Thanks, Jesse ! I subscribed to your Twitter 😉
Great articles, gives a very good geometric insight of the concepts. Two questions..do you have any plans of making this into a book, that will surely help
Can you post some reference for each blog where we can follow up with the more mathematical exposition if we like to.

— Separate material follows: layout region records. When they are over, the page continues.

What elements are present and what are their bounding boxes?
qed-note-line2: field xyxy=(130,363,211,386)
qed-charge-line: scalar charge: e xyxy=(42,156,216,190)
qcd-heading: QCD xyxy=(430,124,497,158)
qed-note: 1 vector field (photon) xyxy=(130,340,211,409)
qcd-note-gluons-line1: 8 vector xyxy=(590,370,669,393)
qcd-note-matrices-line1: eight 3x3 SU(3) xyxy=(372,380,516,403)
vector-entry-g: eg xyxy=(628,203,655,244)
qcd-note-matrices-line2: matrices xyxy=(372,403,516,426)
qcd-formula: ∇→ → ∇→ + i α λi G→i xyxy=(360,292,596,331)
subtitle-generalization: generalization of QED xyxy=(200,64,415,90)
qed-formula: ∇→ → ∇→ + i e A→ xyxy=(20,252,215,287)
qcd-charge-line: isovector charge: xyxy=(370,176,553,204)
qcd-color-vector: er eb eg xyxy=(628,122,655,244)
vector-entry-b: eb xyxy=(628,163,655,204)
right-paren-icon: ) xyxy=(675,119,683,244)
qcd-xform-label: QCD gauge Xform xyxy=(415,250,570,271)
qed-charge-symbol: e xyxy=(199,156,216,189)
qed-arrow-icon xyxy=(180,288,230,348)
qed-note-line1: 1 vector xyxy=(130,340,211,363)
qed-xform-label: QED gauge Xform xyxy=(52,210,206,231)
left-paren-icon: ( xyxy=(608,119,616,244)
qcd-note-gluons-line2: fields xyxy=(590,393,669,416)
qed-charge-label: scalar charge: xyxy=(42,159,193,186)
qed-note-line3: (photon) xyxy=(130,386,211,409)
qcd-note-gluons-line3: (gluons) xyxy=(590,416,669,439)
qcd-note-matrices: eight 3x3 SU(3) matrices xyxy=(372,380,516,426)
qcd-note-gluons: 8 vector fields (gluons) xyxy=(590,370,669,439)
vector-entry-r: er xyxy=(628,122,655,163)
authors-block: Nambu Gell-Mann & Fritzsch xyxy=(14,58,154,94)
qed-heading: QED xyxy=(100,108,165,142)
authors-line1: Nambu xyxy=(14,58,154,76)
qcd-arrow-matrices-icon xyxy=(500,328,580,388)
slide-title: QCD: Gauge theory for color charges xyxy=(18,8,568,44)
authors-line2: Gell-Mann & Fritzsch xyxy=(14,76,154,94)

Good question. I have been thinking about writing a book that follows the rough outline of the blog, with changes based on what I’ve learned while writing it. Part of the reason I started writing this blog was to gauge how much interest there would be in this approach to data analysis.Based on the statistics that wordpress reports, there seems to be enough to justify writing a book.
That’s also a good suggestion about including references at the end of posts. I will try to go back through and add references where I can find good ones. Thanks for the comments!
Excellent articles. Very clear concise and intuitive explanations. Thank you very much for your effort it is very enlightening!
This should be expanded into a book
Thanks! I’m hoping to turn it into a book at some point, though I’m not sure exactly when. As I write more posts, my idea of what the book should cover and how to organize it keeps changing.
Hey I was wondering if you plan to write about topological data analysis / computational topology? It seems like quite a natural topic for your blog. I have been investigating this myself, but it would be great to see your thoughts on how these tools could be put to good use.
That’s a good question and one that I’ve been thinking about for a while. So far on this blog, I’ve been trying to focus on topics that are relatively simple and widely used. Persistence homology (which is what most people seem to mean by topological data analysis) hasn’t yet filtered out of the academic realm, and relies on fairly abstract concepts (like manifolds and homology.) Still, I’m tempted to use it as an excuse to introduce readers to these advanced ideas, and it would tie in well with other directions like manifold learning, so I will probably get to it eventually.
By the way, I have written about the mapper/Iris clustering algorithm, which is closely related to persistence homology. I also wrote a post about presistence homology a while back on my topology blog (http://ldtopology.wordpress.com/2012/06/12/topological-exploration-of-data-sets-persistent-homology/).
Thanks for the link, I hadn’t seen your other blog.
I look forward to any other posts you make on the topic.